Implemented between 2009 and 2015, the project helped Xining Municipality and three counties of Huangzhong, Huangyuan, and Datong in its jurisdiction:

  • Protect 434,440 people from floods through new or rehabilitated dikes and a new flood warning and forecasting system;
  • Reduce the amount of urban wastewater discharged directly into rivers in Xining by 4,825,900 tons a year through the 87-kilometer wastewater collection networks built or upgraded under the project;
  • Apply soil and water conservation measures in an area of more than 100,000 hectares, and reduce sediment flows into the Huangshui River by over one million tons a year – or more than 20 percent;
  • Enhance the lives of local rural communities through improved village roads and field tracks, new animal shelters, and additional agricultural land on terraced slopes;
  • Provide solar water heaters to farm households, which reduced the use of firewood, protected vegetation, and saved each household RMB80-120 ($12-18) per month; and
  • Train more than 16,000 farmers and project staff in good practices to help conserve soil and water. As a result, farmers gained a better understanding of the long-term benefits of tree planting and reforestation for future income generation, and supported conservation measures such as restrictions on animal grazing in the sub-watersheds and adjacent slopes.
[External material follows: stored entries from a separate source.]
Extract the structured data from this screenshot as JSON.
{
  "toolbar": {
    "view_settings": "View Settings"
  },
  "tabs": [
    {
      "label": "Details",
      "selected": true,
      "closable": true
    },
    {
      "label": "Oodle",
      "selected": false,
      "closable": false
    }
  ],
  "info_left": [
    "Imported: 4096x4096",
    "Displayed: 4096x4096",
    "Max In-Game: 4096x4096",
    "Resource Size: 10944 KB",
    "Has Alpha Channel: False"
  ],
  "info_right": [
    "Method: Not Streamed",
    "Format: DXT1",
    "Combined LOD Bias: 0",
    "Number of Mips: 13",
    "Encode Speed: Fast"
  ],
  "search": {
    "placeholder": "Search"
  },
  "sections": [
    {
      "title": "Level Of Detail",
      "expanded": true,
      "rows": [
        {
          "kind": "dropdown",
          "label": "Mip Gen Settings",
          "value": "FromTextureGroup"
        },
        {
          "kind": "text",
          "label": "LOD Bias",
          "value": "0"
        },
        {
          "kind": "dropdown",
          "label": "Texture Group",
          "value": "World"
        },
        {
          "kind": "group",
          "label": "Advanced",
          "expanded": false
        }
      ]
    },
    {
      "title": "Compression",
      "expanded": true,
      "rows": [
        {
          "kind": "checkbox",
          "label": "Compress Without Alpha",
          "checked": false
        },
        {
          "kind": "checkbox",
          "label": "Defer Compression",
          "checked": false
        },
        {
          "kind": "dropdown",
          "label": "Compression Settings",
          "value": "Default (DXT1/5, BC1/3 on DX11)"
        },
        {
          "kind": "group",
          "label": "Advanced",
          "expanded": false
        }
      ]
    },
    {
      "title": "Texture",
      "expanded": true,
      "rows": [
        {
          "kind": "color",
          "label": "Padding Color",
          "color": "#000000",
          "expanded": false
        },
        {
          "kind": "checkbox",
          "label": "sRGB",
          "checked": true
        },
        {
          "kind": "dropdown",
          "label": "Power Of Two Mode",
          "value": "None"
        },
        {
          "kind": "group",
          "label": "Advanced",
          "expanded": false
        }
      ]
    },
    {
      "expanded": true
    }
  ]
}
The Xining Flood and Watershed Management Project enhanced flood protection for 414,300 people.

Bank Group Contribution

The total project cost was US$216.62 million, of which US$100 million was financed by a World Bank loan. In addition, the World Bank provided international expertise in participatory approaches to watershed management. The project design incorporated lessons drawn from similar Bank-supported projects in China, including the Loess Plateau Watershed Rehabilitation Project and the Changjiang and Pearl River Watershed Rehabilitation Project.


To tackle this environmental challenge, the government invested $116 million in the project and both central and local governments showed strong commitment to project oversight and coordination. The staff of the local project management offices developed a good and lasting relationship with the local communities, enabling smooth project implementation at the watershed level.

Moving Forward

Proper operation and maintenance arrangements were made for flood-control assets to ensure sustainability after project completion. Procedures were put in place at both government and community levels. Successful lessons learned under the project were continually scaled up, and integrated in the design of the follow-up Qinghai Xining Water Environment Management Project approved in 2015, particularly the demand-driven participatory approach.